Dec 13, 2013
Why No One Would Listen
Posted on Mar 7, 2012
By Eyal Press, TomDispatch
This article was published on TomDispatch.
What’s worse: to be persecuted and indicted for trying to expose an act of wrongdoing—or to be ignored for doing so?
Whistleblowers have been under intense scrutiny in Washington lately, at least when it comes to the national security state. In recent years, the Obama administration has set a record by accusing no fewer than six government employees, who allegedly leaked classified information to reporters, of violating the Espionage Act, a draconian law dating back to 1917. Yet when it comes to workers who have risked their careers to expose misconduct in the corporate and financial arena, a different pattern has long prevailed. Here, the problem hasn’t been an excess of attention from government officials eager to chill dissent, but a dearth of attention that has often left whistleblowers feeling no less isolated and discouraged.
Consider the case of Leyla Wydler, a broker who, back in 2003, sent a letter to the Securities and Exchange Commission (SEC) about her former employer, the Stanford Financial Group. A year earlier, it had fired her for refusing to sell certificates of deposit that she rightly suspected were being misleadingly advertised to investors. The company, Wydler warned in her letter, “is the subject of a lingering corporate fraud scandal perpetrated as a ‘massive Ponzi scheme’ that will destroy the life savings of many, damage the reputation of all associated parties, ridicule securities and banking authorities, and shame the United States of America.”
It was a letter that should have woken the dead and, as it happened, couldn’t have been more on target. Wydler didn’t stop with the SEC either. She also sent copies to the National Association of Securities Dealers (NASD), the trade group responsible for enforcing regulations throughout the industry, as well as various newspapers, including the Wall Street Journal and the Washington Post. No one responded. No one at all.

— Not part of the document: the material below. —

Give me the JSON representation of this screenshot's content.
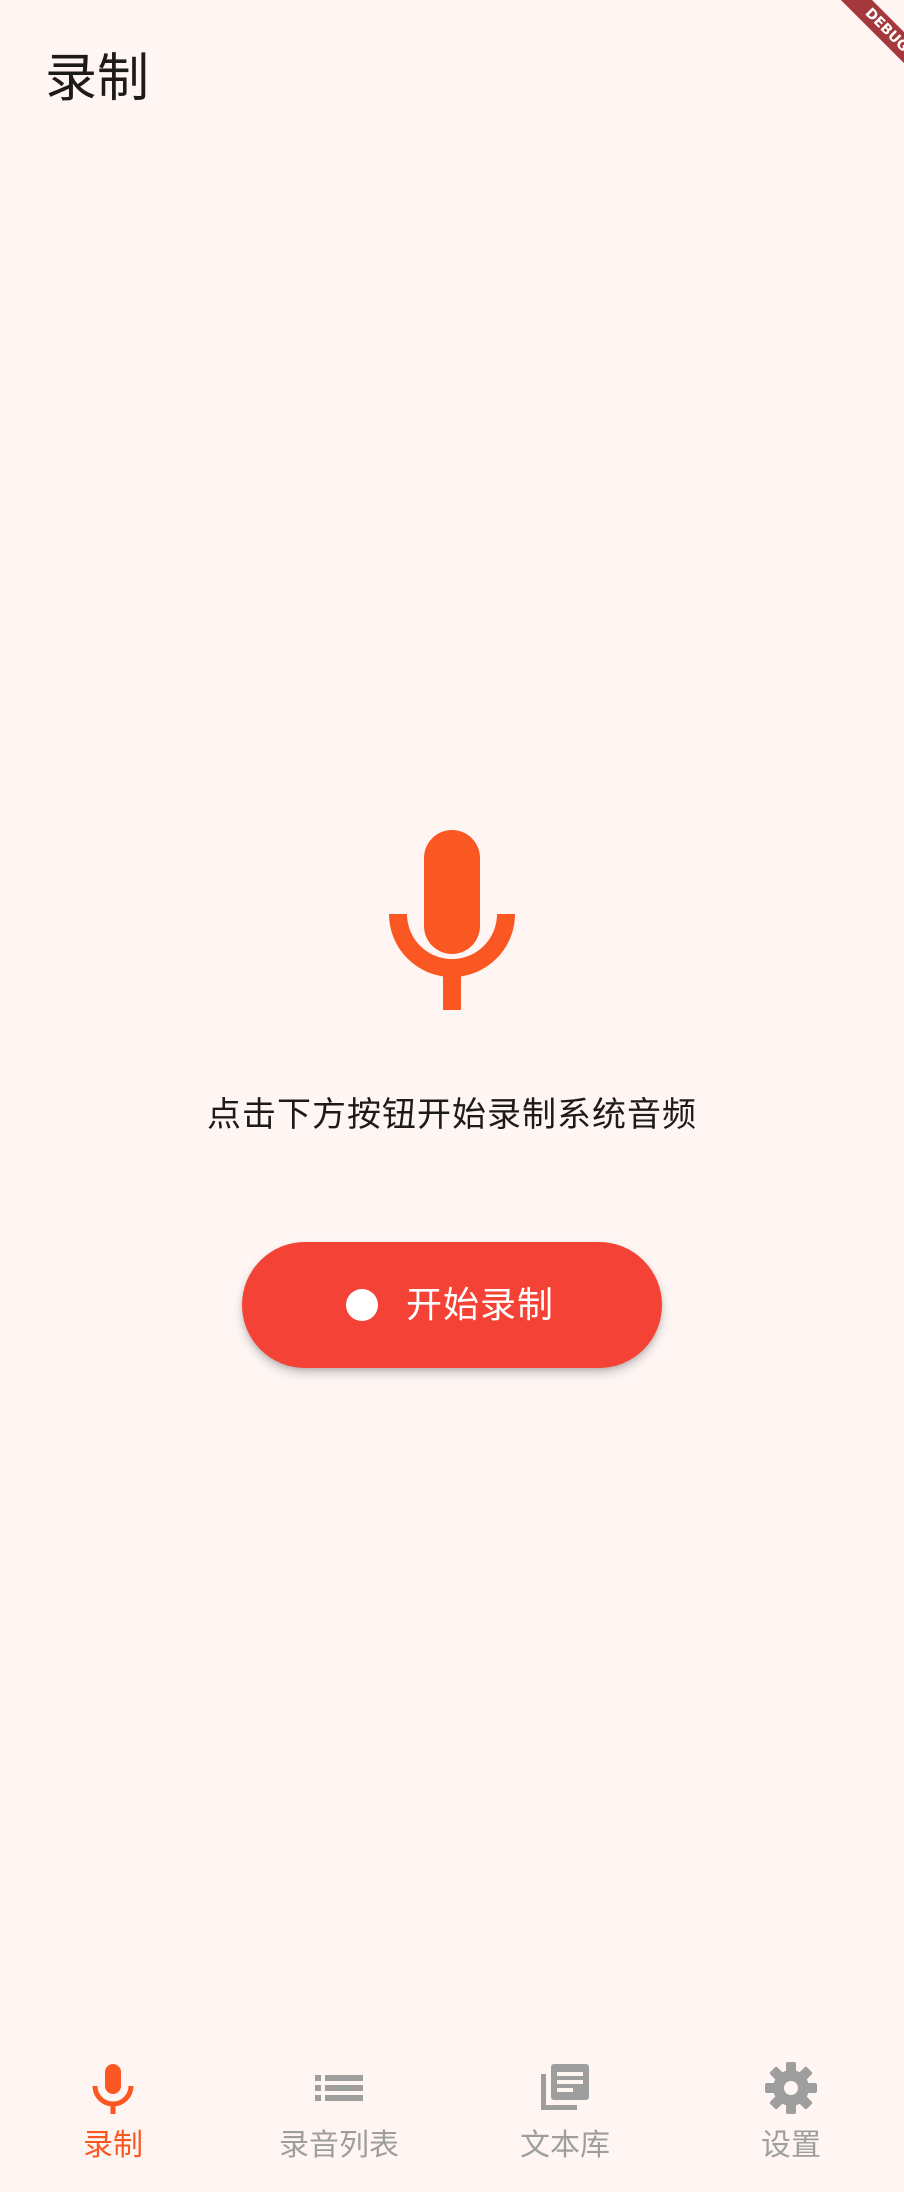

Making Law for Wall Street
Wydler might have preferred the attention of the Espionage Act to the dead silence that greeted her efforts, and she was hardly alone. As with her, so with Eileen Foster, a former senior executive at Countrywide Financial who, in 2007, uncovered evidence of massive fraud—forged bank statements, bogus property appraisals—perpetrated by a company that played a major role in the subprime crisis that eventually caused the U.S. and global economies to implode. No one listened to her then and no one—in the government at least—seems to care now, either.
Interviewed recently on 60 Minutes, Foster said she would still be willing to provide the names of people at Countrywide who belong in jail, if she were summoned to testify before a grand jury. She may never get the opportunity. As 60 Minutes reported, a Justice Department that has gone to such extraordinary lengths to prosecute national security whistleblowers has made no effort to contact her.
The experiences of corporate whistleblowers like Foster and Wydler underscore a truth highlighted by legal scholar Cass Sunstein in his book Why Societies Need Dissent. The voices of dissidents who have the courage to bring uncomfortable news to light—information that can prevent disastrous economic or other blunders from happening—matter only to the extent that anyone pays attention to them.
“A legal system that is committed to free speech forbids government from silencing dissenters,” observed Sunstein. “That is an extraordinary accomplishment.” But as he went on to note, the formal existence of this right hardly ensures that individuals who exercise it in situations that cry out for opposition have an impact. “Even in democracies, disparities in power play a large role in silencing dissent—sometimes by ensuring that dissenters keep quiet, but more insidiously by ensuring that dissenters are not really heard.”
And it seems that, if the present House of Representatives has anything to say about it, the law will soon ensure that corporate whistleblowers are silenced anew. Although the financial meltdown of 2008 didn’t exactly inspire the Justice Department to hold high-ranking Wall Street executives accountable (to date, not one CEO has been prosecuted for fraud), the abusive practices and billion-dollar scams that regulatory agencies somehow overlooked did prompt some reform. As part of the Dodd-Frank Wall Street Reform and Consumer Protection Act, Congress put in place new rules that, at least theoretically, enhanced the protections and incentives available to whistleblowers.